Pelo Flamengo, conquistou quatro Brasileirões (ou três, pelas contas das torcidas do Sport e dos arquirrivais, que não incluem na soma a Copa União, de 1987), uma Libertadores, um Mundial e sete Campeonatos Cariocas (sendo que um dos vencidos em 1979, tendo o Fluminense como vice, foi em uma edição especial).
Maior artilheiro do Maracanã, Zico foi estrela na seleção brasileira. Em 1976, conquistou diversos títulos com a camisa amarelinha que até hoje são lembrados, como a Taça do Atlântico e as Copas Roca e Rio Branco. Sua estreia em Mundiais foi em 1978, quando não alcançou sua melhor performance e acabou virando reserva de Jorge Mendonça.
Em 1982, ele era o titular absoluto e principal astro de um time que, apesar de não ter sido campeão, até hoje é lembrado como exemplo máximo do futebol-arte. Em 1986, Zico ficaria marcado pela perda do pênalti no tempo regulamentar, diante da França, pelas quartas de final (jogo em que o Brasil acabou sendo eliminado). Nada que, no fim das contas, abalasse seu status de ídolo do futebol. Em 1989, Zico se despediu da seleção.

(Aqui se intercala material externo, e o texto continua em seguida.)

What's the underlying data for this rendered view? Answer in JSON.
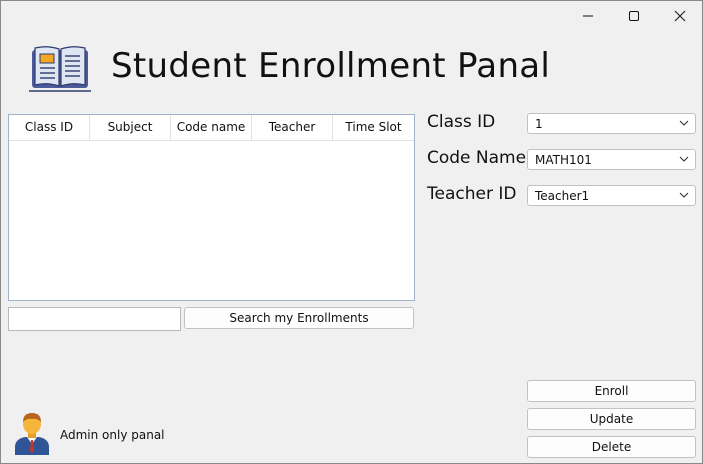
{
  "window": {
    "controls": [
      "minimize-icon",
      "maximize-icon",
      "close-icon"
    ]
  },
  "header": {
    "title": "Student Enrollment Panal",
    "logo_icon": "open-book-icon"
  },
  "enrollments_table": {
    "columns": [
      "Class ID",
      "Subject",
      "Code name",
      "Teacher",
      "Time Slot"
    ],
    "rows": []
  },
  "search": {
    "value": "",
    "button_label": "Search my Enrollments"
  },
  "form": {
    "class_id": {
      "label": "Class ID",
      "value": "1"
    },
    "code_name": {
      "label": "Code Name",
      "value": "MATH101"
    },
    "teacher_id": {
      "label": "Teacher ID",
      "value": "Teacher1"
    }
  },
  "actions": {
    "enroll_label": "Enroll",
    "update_label": "Update",
    "delete_label": "Delete"
  },
  "footer": {
    "avatar_icon": "admin-user-icon",
    "admin_label": "Admin only panal"
  },
  "colors": {
    "window_bg": "#f0f0f0",
    "table_border": "#9fb4c8",
    "book_cover": "#5b6aa8",
    "book_tag": "#f5a623",
    "avatar_skin": "#f6b63c",
    "avatar_suit": "#2f5597"
  }
}
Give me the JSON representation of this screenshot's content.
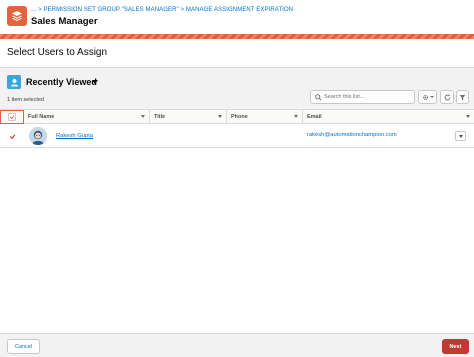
{
  "header": {
    "icon": "layers-icon",
    "accent_color": "#e3633f",
    "breadcrumb": "... > PERMISSION SET GROUP \"SALES MANAGER\" > MANAGE ASSIGNMENT EXPIRATION",
    "title": "Sales Manager"
  },
  "section": {
    "title": "Select Users to Assign"
  },
  "list_view": {
    "icon": "user-icon",
    "title": "Recently Viewed",
    "selected_count": "1 item selected",
    "search_placeholder": "Search this list...",
    "columns": [
      "Full Name",
      "Title",
      "Phone",
      "Email"
    ],
    "rows": [
      {
        "selected": true,
        "full_name": "Rakesh Gupta",
        "title": "",
        "phone": "",
        "email": "rakesh@automationchampion.com"
      }
    ]
  },
  "footer": {
    "cancel_label": "Cancel",
    "next_label": "Next",
    "primary_color": "#c23934"
  }
}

Naquele mesmo ano, depois que o Flamengo perdeu o Campeonato Carioca para o Botafogo, com direito à torcida alvinegra cantando o refrão “Vou celebrar o teu sofrer e o teu penar”, Zico resolveu abandonar os gramados. E chegou a sacramentar a decisão, após a goleada do rubro-negro por 5 a 0 diante do Fluminense, em Juiz de Fora (MG). Parecia ter chegado ao fim a epopeia do Galinho de Quintino, apelido criado pelo lendário radialista Waldir Amaral, da Rádio Globo. Mas Zico (que, no início dos anos 1980, havia brilhado na pequena Udinese, da Itália) queria mais. E conseguiu.
… e no Japão
Zico vem de uma época em que jogadores com mais de 30 anos de idade já estavam fazendo hora extra nos gramados. Em 1990, aos 37, aceitou o convite do então presidente Fernando Collor de Mello e assumiu o cargo de secretário nacional dos Esportes.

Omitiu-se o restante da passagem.